From subtle to gross, the work of evolution proceeds, till a mighty edifice of infinite magnitude is created out of chaos, which in its minuteness baffles the subtlest conception of man. Sankhya sums up this entire process in the following brief formula :-


सत्वरजस्तमसां साम्यावस्था प्रकृतिः प्रकृतेर्महान, महतोऽहंकारः, अहंकारात्पञ्चतन्मात्राणि, उभयमिन्द्रियम्, ततः पञ्चभूतानि पुरुष इति पञ्च विंशतिगण।


The above sutra enumerates the twenty-five entities, which, with the exception of purusha, constitute consecutive rungs in the ladder of evolution.

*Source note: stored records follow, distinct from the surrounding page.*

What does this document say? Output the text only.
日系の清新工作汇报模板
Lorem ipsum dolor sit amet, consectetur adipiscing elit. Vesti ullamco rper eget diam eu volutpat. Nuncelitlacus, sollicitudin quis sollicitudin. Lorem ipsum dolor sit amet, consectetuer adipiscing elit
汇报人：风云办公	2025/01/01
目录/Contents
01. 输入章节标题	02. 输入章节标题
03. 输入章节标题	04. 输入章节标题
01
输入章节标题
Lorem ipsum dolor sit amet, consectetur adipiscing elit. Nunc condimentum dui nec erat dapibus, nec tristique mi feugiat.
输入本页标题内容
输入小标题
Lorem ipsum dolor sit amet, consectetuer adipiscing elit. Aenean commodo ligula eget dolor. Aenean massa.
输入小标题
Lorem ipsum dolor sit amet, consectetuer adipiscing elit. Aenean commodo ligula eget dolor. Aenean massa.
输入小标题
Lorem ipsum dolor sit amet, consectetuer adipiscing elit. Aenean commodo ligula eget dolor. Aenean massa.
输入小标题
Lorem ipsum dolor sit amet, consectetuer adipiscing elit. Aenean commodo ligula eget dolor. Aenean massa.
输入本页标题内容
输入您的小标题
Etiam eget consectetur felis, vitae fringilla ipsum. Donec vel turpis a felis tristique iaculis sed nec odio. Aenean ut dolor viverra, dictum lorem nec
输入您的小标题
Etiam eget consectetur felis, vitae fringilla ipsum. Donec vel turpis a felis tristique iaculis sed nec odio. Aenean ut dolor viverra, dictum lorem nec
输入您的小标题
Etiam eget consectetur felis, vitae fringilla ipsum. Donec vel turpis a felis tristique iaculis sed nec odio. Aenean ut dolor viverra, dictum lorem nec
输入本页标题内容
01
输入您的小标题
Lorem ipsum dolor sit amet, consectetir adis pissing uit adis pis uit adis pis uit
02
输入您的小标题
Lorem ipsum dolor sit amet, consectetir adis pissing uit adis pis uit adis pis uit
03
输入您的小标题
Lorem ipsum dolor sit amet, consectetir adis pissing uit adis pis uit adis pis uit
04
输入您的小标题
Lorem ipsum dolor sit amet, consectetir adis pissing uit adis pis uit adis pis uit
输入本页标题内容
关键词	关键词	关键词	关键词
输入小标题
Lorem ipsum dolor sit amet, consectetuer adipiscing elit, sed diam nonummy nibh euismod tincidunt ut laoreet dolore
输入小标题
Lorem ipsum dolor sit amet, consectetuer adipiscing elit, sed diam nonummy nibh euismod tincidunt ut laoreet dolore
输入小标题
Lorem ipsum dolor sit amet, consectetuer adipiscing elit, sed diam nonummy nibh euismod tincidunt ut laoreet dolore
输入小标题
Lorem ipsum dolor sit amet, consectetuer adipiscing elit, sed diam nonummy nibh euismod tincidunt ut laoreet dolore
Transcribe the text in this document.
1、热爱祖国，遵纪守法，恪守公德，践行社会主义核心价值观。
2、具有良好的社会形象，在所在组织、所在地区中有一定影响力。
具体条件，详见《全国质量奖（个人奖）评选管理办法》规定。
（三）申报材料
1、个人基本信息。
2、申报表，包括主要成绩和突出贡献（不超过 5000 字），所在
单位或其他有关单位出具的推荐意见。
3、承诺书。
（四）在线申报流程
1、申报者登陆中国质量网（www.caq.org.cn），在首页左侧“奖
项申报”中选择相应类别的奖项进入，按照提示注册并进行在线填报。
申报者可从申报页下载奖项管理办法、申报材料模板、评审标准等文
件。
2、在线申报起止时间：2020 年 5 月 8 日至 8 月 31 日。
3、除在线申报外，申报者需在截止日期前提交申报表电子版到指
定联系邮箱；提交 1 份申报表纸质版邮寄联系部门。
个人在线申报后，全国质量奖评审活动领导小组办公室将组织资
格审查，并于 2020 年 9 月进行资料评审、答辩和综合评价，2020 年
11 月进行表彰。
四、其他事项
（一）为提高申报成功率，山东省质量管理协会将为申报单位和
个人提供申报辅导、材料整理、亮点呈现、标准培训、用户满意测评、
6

For the process of resolution into chaos, which sets in, when the forces of evolution have spent themselves, the order of entities is reversed. The beauty of the whole hypothesis is that subject and object proceed in concert; spirit and matter are made hand-maidens; the evolution of one is just the unfolding of the other. The merit of the soul, a fruit of its former lives, is the measure of the potency, which the principles evolved exhibit, as they are utilised by each spirit individually.


Materialism of modern days, which makes no room for spirit, has to stop, as we noticed, at primitive cells, beyond which its investigations cannot go, and the enigma of the origin of life remains as defiant of solution as ever.